For my fourth event I attended an on campus lecture “Replica Praesens: A Lecture on Synthetic Life by Sam Wolk." Wolk’s project was a computer system he created that looked into genetics of plants/nutrients and creatures, how they interact, depend on each other, and daily lifestyles. He started by introducing the nutrients to the audience with a red, blue and green scale which represent different nutrients and the darker they were this meant that they were more beneficial to the creatures. He showed how each was selected by arranging the DNA into different combinations. Through simulations after this that would represent a timeframe that the plants would grow over was interesting to see how the pieces before factored into the location, lifespan, nutrient denseness, and size of the plants.
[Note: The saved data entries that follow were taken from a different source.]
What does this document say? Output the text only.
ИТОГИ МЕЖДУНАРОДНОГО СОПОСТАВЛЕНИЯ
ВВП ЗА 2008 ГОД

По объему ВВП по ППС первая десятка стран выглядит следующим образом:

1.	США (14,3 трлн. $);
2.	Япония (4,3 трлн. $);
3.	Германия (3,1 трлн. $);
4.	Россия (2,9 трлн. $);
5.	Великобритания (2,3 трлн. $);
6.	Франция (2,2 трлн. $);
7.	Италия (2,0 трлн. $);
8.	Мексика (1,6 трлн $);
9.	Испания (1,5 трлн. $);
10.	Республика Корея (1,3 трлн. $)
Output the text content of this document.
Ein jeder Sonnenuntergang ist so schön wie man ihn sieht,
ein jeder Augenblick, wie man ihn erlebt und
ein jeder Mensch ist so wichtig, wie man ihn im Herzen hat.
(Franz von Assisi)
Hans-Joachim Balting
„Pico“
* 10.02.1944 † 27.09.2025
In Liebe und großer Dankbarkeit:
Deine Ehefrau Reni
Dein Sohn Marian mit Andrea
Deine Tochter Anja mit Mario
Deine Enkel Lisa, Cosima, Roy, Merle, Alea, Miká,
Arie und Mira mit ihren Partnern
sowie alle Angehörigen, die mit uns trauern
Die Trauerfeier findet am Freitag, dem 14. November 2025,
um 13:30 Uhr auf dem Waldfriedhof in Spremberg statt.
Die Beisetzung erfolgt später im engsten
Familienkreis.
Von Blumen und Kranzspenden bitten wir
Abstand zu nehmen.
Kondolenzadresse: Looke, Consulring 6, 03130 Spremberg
Next we moved onto see how the DNA process worked for the creatures. I thought it would be similar, but there were many characteristics that were different because of the creatures complexity. One example is how the sex of the creature is determined which I found interesting, multiple creatures could be involved and it seemed that the gender of the offspring was much more random than it would be.
Then he brought the two together into a world and we watched as they interacted with each other. As this was going on I was comparing it to video games in my heads, but this project was so much more and you could tell by listening to all of the details while Sam Wolk spoke. The amount of time he spent connecting assets of life into a computer programming system to visually represent life was very cool. It interested me in how he was able to create these connections just from writing out codes and making them represent something much bigger and influential.